Neural audio coding has emerged as a vivid research direction by promising good audio quality at very low bitrates unachievable by classical coding techniques. Here, end-to-end trainable autoencoder-like models represent the state of the art, where a discrete representation in the bottleneck of the autoencoder is learned. This allows for efficient transmission of the input audio signal. The learned discrete representation of neural codecs is typically generated by applying a quantizer to the output of the neural encoder. In almost all state-of-the-art neural audio coding approaches, this quantizer is realized as a Vector Quantizer (VQ) and a lot of effort has been spent to alleviate drawbacks of this quantization technique when used together with a neural audio coder. In this paper, we propose and analyze simple alternatives to VQ, which are based on projected Scalar Quantization (SQ). These quantization techniques do not need any additional losses, scheduling parameters or codebook storage thereby simplifying the training of neural audio codecs. For real-time speech communication applications, these neural codecs are required to operate at low complexity, low latency and at low bitrates. We address those challenges by proposing a new causal network architecture that is based on SQ and a Short-Time Fourier Transform (STFT) representation. The proposed method performs particularly well in the very low complexity and low bitrate regime.

查看原文本刊更多论文

神经音频编码已成为一个生动的研究方向，它有望在传统编码技术无法实现的极低比特率下实现良好的音频质量。在这里，端到端可训练的类似自动编码器的模型代表了目前的技术水平，在自动编码器的瓶颈处学习离散表示。这样就能高效传输输入音频信号。神经编解码器的离散表示通常是通过对神经编码器的输出应用量化器来生成的。在几乎所有最先进的神经音频编码方法中，这种量化器都是以矢量量化器（VQ）的形式实现的，人们花费了大量精力来减轻这种量化技术与神经音频编码器结合使用时的缺点。在本文中，我们提出并分析了基于投影标量量化（SQ）的 VQ 简单替代方案。这些量化技术不需要任何额外的损耗、调度参数或编码本存储，从而简化了神经音频编解码器的训练。对于实时语音通信应用，这些神经编解码器需要在低复杂度、低延迟和低比特率的条件下运行。为了应对这些挑战，我们提出了一种基于 SQ 和短时傅立叶变换 (STFT) 表示法的新因果网络架构。所提出的方法在极低复杂度和低比特率条件下表现尤为出色。

本文章由计算机程序翻译，如有差异，请以英文原文为准。

求助全文

约1分钟内获得全文求助全文

来源期刊

IEEE Journal of Selected Topics in Signal Processing 工程技术-工程：电子与电气

CiteScore

19.00

自引率

1.30%

发文量

135

审稿时长

3 months

期刊介绍： The IEEE Journal of Selected Topics in Signal Processing (JSTSP) focuses on the Field of Interest of the IEEE Signal Processing Society, which encompasses the theory and application of various signal processing techniques.
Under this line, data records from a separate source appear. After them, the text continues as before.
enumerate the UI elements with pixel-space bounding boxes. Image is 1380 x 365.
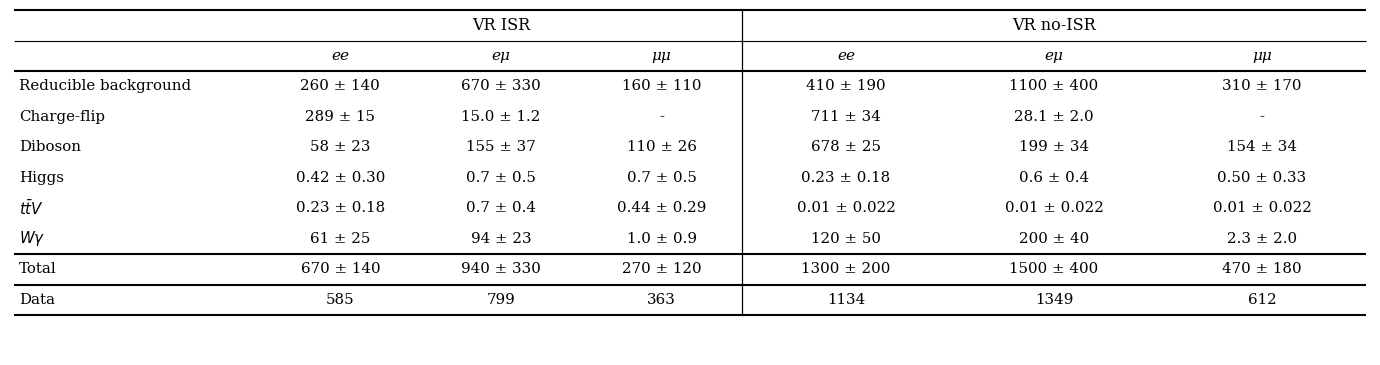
Text: 711 ± 34: 711 ± 34 — [811, 110, 880, 124]
Text: 0.6 ± 0.4: 0.6 ± 0.4 — [1018, 171, 1089, 185]
Text: 0.7 ± 0.4: 0.7 ± 0.4 — [466, 201, 535, 215]
Text: 410 ± 190: 410 ± 190 — [806, 79, 886, 93]
Text: 799: 799 — [487, 293, 515, 307]
Text: 0.23 ± 0.18: 0.23 ± 0.18 — [295, 201, 385, 215]
Text: 0.23 ± 0.18: 0.23 ± 0.18 — [802, 171, 890, 185]
Text: 154 ± 34: 154 ± 34 — [1227, 140, 1297, 154]
Text: 110 ± 26: 110 ± 26 — [627, 140, 697, 154]
Text: 678 ± 25: 678 ± 25 — [811, 140, 880, 154]
Text: 0.44 ± 0.29: 0.44 ± 0.29 — [617, 201, 707, 215]
Text: 58 ± 23: 58 ± 23 — [310, 140, 371, 154]
Text: -: - — [1260, 110, 1264, 124]
Text: 0.01 ± 0.022: 0.01 ± 0.022 — [1213, 201, 1311, 215]
Text: ee: ee — [838, 49, 856, 63]
Text: 940 ± 330: 940 ± 330 — [461, 262, 541, 276]
Text: 363: 363 — [647, 293, 676, 307]
Text: 1349: 1349 — [1035, 293, 1074, 307]
Text: 1134: 1134 — [827, 293, 865, 307]
Text: 289 ± 15: 289 ± 15 — [305, 110, 375, 124]
Text: 1500 ± 400: 1500 ± 400 — [1009, 262, 1098, 276]
Text: $W\gamma$: $W\gamma$ — [19, 229, 46, 248]
Text: eμ: eμ — [491, 49, 511, 63]
Text: 61 ± 25: 61 ± 25 — [310, 232, 370, 246]
Text: μμ: μμ — [1252, 49, 1272, 63]
Text: Reducible background: Reducible background — [19, 79, 190, 93]
Text: 155 ± 37: 155 ± 37 — [466, 140, 535, 154]
Text: 160 ± 110: 160 ± 110 — [622, 79, 701, 93]
Text: Higgs: Higgs — [19, 171, 63, 185]
Text: 28.1 ± 2.0: 28.1 ± 2.0 — [1014, 110, 1094, 124]
Text: $t\bar{t}V$: $t\bar{t}V$ — [19, 199, 44, 218]
Text: 470 ± 180: 470 ± 180 — [1223, 262, 1301, 276]
Text: 0.42 ± 0.30: 0.42 ± 0.30 — [295, 171, 385, 185]
Text: 585: 585 — [326, 293, 355, 307]
Text: 0.7 ± 0.5: 0.7 ± 0.5 — [466, 171, 535, 185]
Text: VR ISR: VR ISR — [472, 17, 530, 34]
Text: eμ: eμ — [1045, 49, 1064, 63]
Text: 1100 ± 400: 1100 ± 400 — [1009, 79, 1098, 93]
Text: 15.0 ± 1.2: 15.0 ± 1.2 — [461, 110, 541, 124]
Text: 0.7 ± 0.5: 0.7 ± 0.5 — [627, 171, 697, 185]
Text: Data: Data — [19, 293, 55, 307]
Text: Charge-flip: Charge-flip — [19, 110, 105, 124]
Text: μμ: μμ — [651, 49, 672, 63]
Text: 200 ± 40: 200 ± 40 — [1018, 232, 1089, 246]
Text: 0.01 ± 0.022: 0.01 ± 0.022 — [796, 201, 896, 215]
Text: 310 ± 170: 310 ± 170 — [1223, 79, 1301, 93]
Text: Total: Total — [19, 262, 57, 276]
Text: 670 ± 140: 670 ± 140 — [301, 262, 380, 276]
Text: -: - — [660, 110, 664, 124]
Text: 270 ± 120: 270 ± 120 — [622, 262, 701, 276]
Text: 2.3 ± 2.0: 2.3 ± 2.0 — [1227, 232, 1297, 246]
Text: 120 ± 50: 120 ± 50 — [811, 232, 880, 246]
Text: 1.0 ± 0.9: 1.0 ± 0.9 — [627, 232, 697, 246]
Text: ee: ee — [331, 49, 349, 63]
Text: 94 ± 23: 94 ± 23 — [471, 232, 531, 246]
Text: 612: 612 — [1248, 293, 1276, 307]
Text: 260 ± 140: 260 ± 140 — [301, 79, 381, 93]
Text: 199 ± 34: 199 ± 34 — [1018, 140, 1089, 154]
Text: 0.01 ± 0.022: 0.01 ± 0.022 — [1005, 201, 1104, 215]
Text: 1300 ± 200: 1300 ± 200 — [802, 262, 890, 276]
Text: VR no-ISR: VR no-ISR — [1012, 17, 1096, 34]
Text: 0.50 ± 0.33: 0.50 ± 0.33 — [1217, 171, 1307, 185]
Text: 670 ± 330: 670 ± 330 — [461, 79, 541, 93]
Text: Diboson: Diboson — [19, 140, 81, 154]
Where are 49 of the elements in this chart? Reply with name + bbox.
These techniques include filtering, coding, transmitting, estimating, detecting, analyzing, recognizing, synthesizing, recording, and reproducing signals using digital or analog devices. The term "signal" covers a wide range of data types, including audio, video, speech, image, communication, geophysical, sonar, radar, medical, musical, and others. The journal format allows for in-depth exploration of signal processing topics, enabling the Society to cover both established and emerging areas. This includes interdisciplinary fields such as biomedical engineering and language processing, as well as areas not traditionally associated with engineering.